My main objective is to get my code working again. I will post an update on how I got the plugin working again. v0.7 will be the menu system. As show in the photo, the five modes will be static buttons opposed to the menu system I originally wanted. I think it was getting a bit to complex, so this way it will be simpler. Once again, I can go back later once it’s working and try using resistors, as well as a menu system with a lot more modes.

The Start of the KSP Controller


Alright, so I’ve been working heavily on an new Arduino project lately. It’s a custom controller for KSP. Here’s a rundown of what has happened so far:


I was thinking that it would be fun to build an arcade stick for my PC, so I started research. I found KSP controllers, and decided to start on one.

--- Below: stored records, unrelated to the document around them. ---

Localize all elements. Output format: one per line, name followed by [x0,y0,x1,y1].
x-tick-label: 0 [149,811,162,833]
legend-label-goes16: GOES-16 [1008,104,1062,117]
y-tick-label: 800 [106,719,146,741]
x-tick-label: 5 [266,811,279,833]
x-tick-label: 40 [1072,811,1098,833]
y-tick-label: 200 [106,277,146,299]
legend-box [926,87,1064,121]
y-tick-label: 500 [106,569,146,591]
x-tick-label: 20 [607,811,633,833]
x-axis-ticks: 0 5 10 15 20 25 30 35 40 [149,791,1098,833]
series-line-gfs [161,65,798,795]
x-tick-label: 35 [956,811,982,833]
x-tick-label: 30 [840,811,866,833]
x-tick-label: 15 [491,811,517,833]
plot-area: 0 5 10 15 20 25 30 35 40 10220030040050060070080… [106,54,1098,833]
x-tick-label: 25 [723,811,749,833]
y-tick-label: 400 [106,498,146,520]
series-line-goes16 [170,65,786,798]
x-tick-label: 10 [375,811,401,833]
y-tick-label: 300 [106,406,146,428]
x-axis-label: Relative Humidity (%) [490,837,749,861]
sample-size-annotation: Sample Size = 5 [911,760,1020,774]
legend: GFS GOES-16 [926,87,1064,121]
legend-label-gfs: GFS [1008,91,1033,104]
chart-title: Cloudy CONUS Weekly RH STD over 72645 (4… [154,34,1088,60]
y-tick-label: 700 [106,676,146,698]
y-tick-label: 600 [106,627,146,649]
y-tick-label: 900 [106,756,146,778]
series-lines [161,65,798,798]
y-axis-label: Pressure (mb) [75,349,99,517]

Started looking into how you could get inputs to KSP. My original idea was to have the Arduino output keyboard values. Then I found Zitronen’s KSPIO plugin. I started reading the comments and working with the code and tutorials.


The plugin allows for outputting values to a display. I hooked up my never used 16×2 LCD Display and started learning all I could about the LiquidCyrstal libraries.

16x2 LCD

The 16×2 Display. I also have a green/black on the way.

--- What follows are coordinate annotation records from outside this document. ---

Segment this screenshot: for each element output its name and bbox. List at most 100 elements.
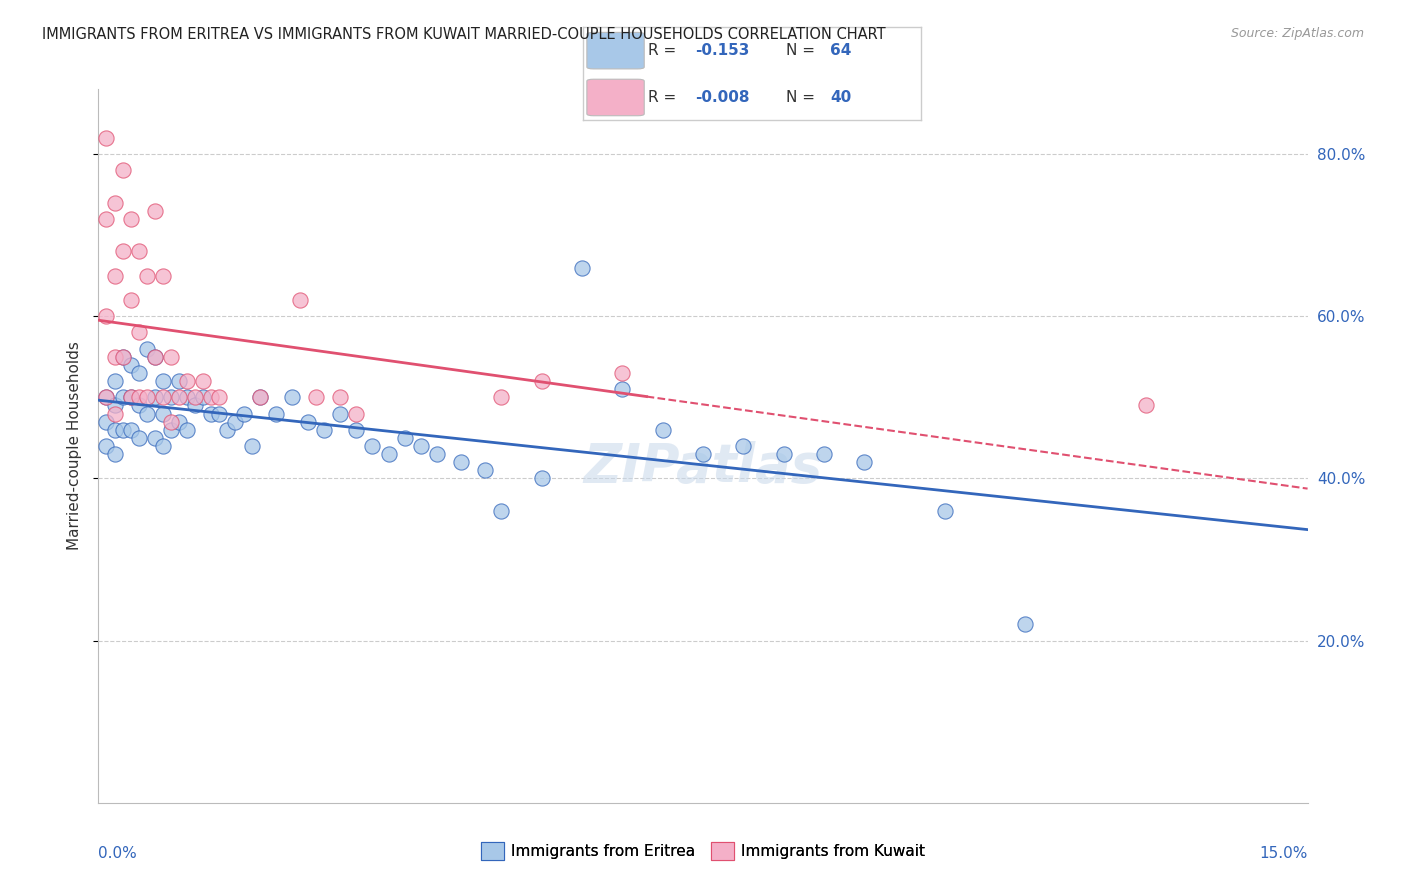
Point — [135, 407, 157, 421]
Point — [120, 390, 142, 404]
Point — [167, 374, 190, 388]
Point — [143, 350, 166, 364]
Point — [176, 423, 198, 437]
Point — [120, 293, 142, 307]
Point — [96, 415, 118, 429]
Text: R =: R = — [648, 43, 676, 58]
Point — [240, 439, 263, 453]
Point — [160, 415, 183, 429]
Point — [305, 390, 328, 404]
Point — [314, 423, 336, 437]
Text: N =: N = — [786, 43, 815, 58]
Point — [128, 431, 150, 445]
Point — [143, 431, 166, 445]
Point — [103, 399, 125, 413]
Point — [111, 423, 134, 437]
Point — [491, 504, 513, 518]
Point — [111, 390, 134, 404]
Point — [813, 447, 835, 461]
Point — [111, 163, 134, 178]
Point — [128, 366, 150, 380]
Point — [288, 293, 311, 307]
Point — [111, 244, 134, 259]
Point — [160, 423, 183, 437]
Point — [200, 407, 222, 421]
Text: R =: R = — [648, 90, 676, 105]
Point — [143, 203, 166, 218]
Point — [135, 268, 157, 283]
Point — [571, 260, 593, 275]
Point — [530, 374, 553, 388]
Point — [160, 350, 183, 364]
Point — [96, 390, 118, 404]
Point — [208, 407, 231, 421]
Text: -0.008: -0.008 — [695, 90, 749, 105]
Point — [426, 447, 449, 461]
Point — [128, 390, 150, 404]
Point — [143, 390, 166, 404]
Text: ZIPatlas: ZIPatlas — [583, 442, 823, 493]
Point — [176, 374, 198, 388]
Point — [128, 244, 150, 259]
Point — [135, 390, 157, 404]
Point — [772, 447, 794, 461]
Point — [111, 350, 134, 364]
FancyBboxPatch shape — [586, 32, 644, 69]
Point — [344, 407, 367, 421]
Point — [103, 350, 125, 364]
Point — [329, 390, 352, 404]
Point — [111, 350, 134, 364]
Point — [176, 390, 198, 404]
Point — [281, 390, 304, 404]
Point — [160, 390, 183, 404]
Text: IMMIGRANTS FROM ERITREA VS IMMIGRANTS FROM KUWAIT MARRIED-COUPLE HOUSEHOLDS CORR: IMMIGRANTS FROM ERITREA VS IMMIGRANTS FR… — [42, 27, 886, 42]
Point — [103, 447, 125, 461]
Point — [103, 374, 125, 388]
Point — [120, 211, 142, 226]
Point — [103, 407, 125, 421]
Point — [167, 415, 190, 429]
Point — [152, 268, 174, 283]
Point — [208, 390, 231, 404]
Y-axis label: Married-couple Households: Married-couple Households — [67, 342, 83, 550]
Point — [128, 399, 150, 413]
Point — [297, 415, 319, 429]
Point — [193, 390, 215, 404]
Point — [128, 326, 150, 340]
Point — [249, 390, 271, 404]
Point — [934, 504, 956, 518]
Text: 64: 64 — [830, 43, 851, 58]
Point — [103, 423, 125, 437]
Text: 40: 40 — [830, 90, 851, 105]
Text: 15.0%: 15.0% — [1260, 846, 1308, 861]
Point — [264, 407, 287, 421]
Point — [96, 131, 118, 145]
Point — [96, 310, 118, 324]
Point — [200, 390, 222, 404]
Point — [1014, 617, 1036, 632]
Point — [394, 431, 416, 445]
Point — [692, 447, 714, 461]
Point — [120, 423, 142, 437]
Point — [377, 447, 399, 461]
Text: -0.153: -0.153 — [695, 43, 749, 58]
Point — [103, 268, 125, 283]
FancyBboxPatch shape — [586, 79, 644, 116]
Point — [96, 439, 118, 453]
Point — [167, 390, 190, 404]
Point — [232, 407, 254, 421]
Point — [152, 439, 174, 453]
Point — [96, 390, 118, 404]
Point — [491, 390, 513, 404]
Point — [120, 358, 142, 372]
Point — [120, 390, 142, 404]
Point — [474, 463, 496, 477]
Point — [217, 423, 239, 437]
Point — [409, 439, 432, 453]
Point — [184, 390, 207, 404]
Point — [651, 423, 673, 437]
Point — [143, 350, 166, 364]
Text: Source: ZipAtlas.com: Source: ZipAtlas.com — [1230, 27, 1364, 40]
Point — [135, 342, 157, 356]
Point — [103, 195, 125, 210]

I drew up a few concepts and wired one up using the example code. I also decided and limited myself to what was going to be on the board. I decided:

  • 5 Switches (RCS, SAS, GEAR, LIGHT, BRAKES)
  • 1 Saftey Switch (ABORT)
  • 1 Green Button (STAGE)
  • 1 Black Button (Mode button for Display)
  • 4 Black Buttons (Action Groups 7, 8, 9, 10)
  • 1 16×2 LCD Display (Blue Backlight with White Text)
I cut some holes and fit the switches in.

I cut some holes and fit the switches in.

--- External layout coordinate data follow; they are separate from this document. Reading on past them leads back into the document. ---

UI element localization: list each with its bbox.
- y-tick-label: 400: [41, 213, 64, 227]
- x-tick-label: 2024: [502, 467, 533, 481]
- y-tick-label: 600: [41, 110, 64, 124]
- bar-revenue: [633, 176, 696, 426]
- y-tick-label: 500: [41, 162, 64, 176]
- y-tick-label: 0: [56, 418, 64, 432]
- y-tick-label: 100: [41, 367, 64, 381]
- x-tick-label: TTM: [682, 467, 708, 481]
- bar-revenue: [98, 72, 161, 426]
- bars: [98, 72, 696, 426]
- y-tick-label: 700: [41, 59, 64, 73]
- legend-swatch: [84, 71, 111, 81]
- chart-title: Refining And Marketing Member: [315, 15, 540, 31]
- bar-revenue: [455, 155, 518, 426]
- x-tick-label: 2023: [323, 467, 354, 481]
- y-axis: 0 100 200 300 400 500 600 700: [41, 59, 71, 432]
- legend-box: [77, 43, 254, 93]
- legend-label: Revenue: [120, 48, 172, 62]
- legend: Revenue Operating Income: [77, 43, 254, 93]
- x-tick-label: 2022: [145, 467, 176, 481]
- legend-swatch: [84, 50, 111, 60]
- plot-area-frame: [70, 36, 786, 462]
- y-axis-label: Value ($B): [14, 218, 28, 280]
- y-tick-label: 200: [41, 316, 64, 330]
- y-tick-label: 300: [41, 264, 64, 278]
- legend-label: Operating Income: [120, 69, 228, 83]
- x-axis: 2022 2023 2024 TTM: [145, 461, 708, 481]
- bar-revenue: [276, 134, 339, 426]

Soldered the first prototype switch. When the switch is off, a red led is active. When the switch is on, a green led is active.


Switch Prototype


Rough Circuit Drawing



This is where I’m at. I am currently trying to get values sent by the plugin onto my display. The code is difficult to manipulate to my liking. I’ve been asking on forums to see peoples working code. The goal is to have a working 16×2 display soon. I will post once it is solved.

Future Goals


Code a menu system for the display, so that multiple modes are available. Such as Landing, take off, flight, etc. Displays data from KSP, tested and working. I may incorporate a design that uses five buttons and resistors. Code is complete and working.


Code the buttons and switches. Tested and working.


Final design. Arrange parts and design the layout. Soldering will be done here, and I need to figure out how to mount everything and hold it together. I’ll laser cut hardboard and paint it.


Fully assembled, and coded. Begin debugging and optimization.


I’ll try to update this after every stage. Next one being after v0.6 is complete.